Naar boven ↑

Rechtspraak

werknemer/werkgeefster
Rechtbank Midden-Nederland, 13 maart 2013
ECLI:NL:RBMNE:2013:BZ5261

werknemer/werkgeefster

Werknemer heeft op grond van algemeen verbindend verklaarde cao-bepaling vóór 1 mei 2009 recht op uitbetaling van een resultaatafhankelijke uitkering over 2008. Verkregen recht. Dat werkgeefster de betaling heeft uitgesteld en de winst uit 2008 voor andere doeleinden heeft gebruikt, komt voor haar rekening

Werknemer is van 1 december 2007 tot 1 maart 2011 als senior consultant in dienst geweest van werkgeefster, een uitzendonderneming voor technisch personeel. In de arbeidsovereenkomst is de cao voor de vaste medewerkers van uitzendondernemingen van toepassing verklaard. In de cao 2008 en de cao 2009-2011 is in artikel 16 een winstafhankelijke eindejaarsuitkering en resultaatafhankelijke uitkering opgenomen. Op grond artikel 16 lid 6 van de cao 2008 dient de uitkering voor 1 juni 2009 te worden betaald. De cao’s hebben een minimumkarakter. In 2008 is een positief bedrijfsresultaat behaald. Vanwege de economische recessie, de slechte bedrijfsresultaten en liquiditeitspositie van werkgeefster is betaling van de resultaatafhankelijke uitkering over 2008 enkele keren uitgesteld, en wel totdat ‘de financiële omstandigheden’ betaling alsnog zouden ‘toelaten’. In 2009 tot en met 2011 zijn verliezen geleden. In 2009 is de bonusregeling gewijzigd en zal op grond van artikel 6 alleen een bonus worden uitbetaald als de accountant heeft vastgesteld dat de liquiditeit van werkgeefster voldoende is om tot betaling over te gaan. Thans vordert werknemer betaling van de resultaatafhankelijke uitkering over 2008.

De kantonrechter oordeelt als volgt. Partijen twisten niet over de hoogte van de resultaatafhankelijke uitkering over 2008 die werkgeefster verschuldigd is, maar alleen over het tijdstip waarop de uitkering betaald dient te worden. De rechtsgrond van de toepasselijkheid van artikel 16 lid 6 van de cao op de rechtsverhouding van partijen is gebaseerd op de Wet AVV. Artikel 16 van de cao’s 2008 en 2009-2011 is namelijk algemeen verbindend verklaard. Werknemer kan zich óók nadat de periode van algemeen verbindendverklaring is verstreken op artikel 16 beroepen, omdat sprake is van een verkregen recht (vgl. HR 28 januari 1994, NJ 1994, 420 en HR 7 juni 2002, NJ 2003, 175). In dit geding gaat het om de cao-bepaling waarin het tijdstip van opeisbaarheid van het recht op de resultaatafhankelijke uitkering over 2008 is geregeld. Dit recht wordt verkregen doordat over dat jaar is voldaan aan de voor het recht op uitkering gestelde vereisten.
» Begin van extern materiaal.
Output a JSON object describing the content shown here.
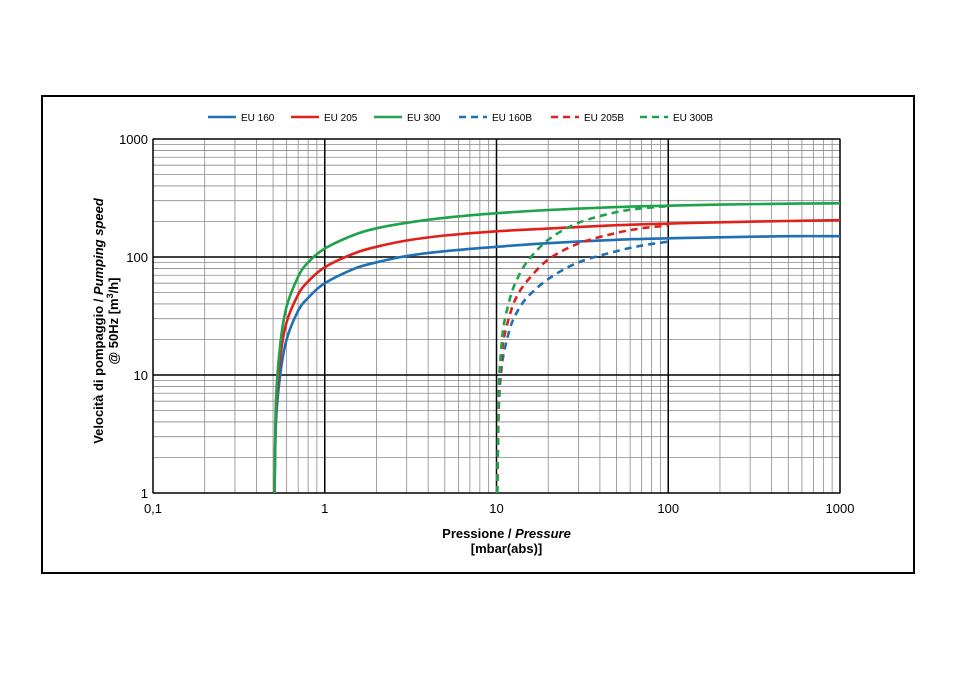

Vaststaat dat aan deze voorwaarden is voldaan. Werknemer kan zich derhalve beroepen op artikel 3 Wet AVV. Het beroep op de nietigheid van artikel 6 van de bonusregeling 2008, zoals deze bij de wijziging in augustus 2009 is komen te luiden, slaagt. Werkgeefster is op grond van artikel 16 lid 6 van de cao, in verbinding met artikel 6 van de bonusregeling 2008 zoals dit tot augustus 2009 heeft geluid, gehouden de resultaatafhankelijke uitkering over 2008 vóór 1 mei 2009 aan werknemer te voldoen. Het beroep van werkgeefster op artikel 6:89 BW faalt. Het was haar zonder de klacht van werknemer duidelijk dat de uiterste betalingstermijn van artikel 16 lid 6 van de cao werd overschreden en haar belangen zijn niet geschaad doordat werknemer niet binnen bekwame tijd heeft geklaagd. Enkel stilzitten rechtvaardigt geen verwerking van recht. Tot slot faalt ook het beroep op de artikelen 7:613 BW, 7:611 BW, 6:248 lid 2 BW of 6:258 BW. Er is geen eenzijdig wijzigingsbeding overeengekomen en er is geen sprake van een redelijk voorstel. Indien zou worden aangenomen dat het voorstel wel redelijk is en aanvaarding van werknemer in redelijkheid kan worden gevergd, is een aldus geconstrueerde overeenkomst van partijen evenzeer door artikel 3 Wet AVV met nietigheid bedreigd.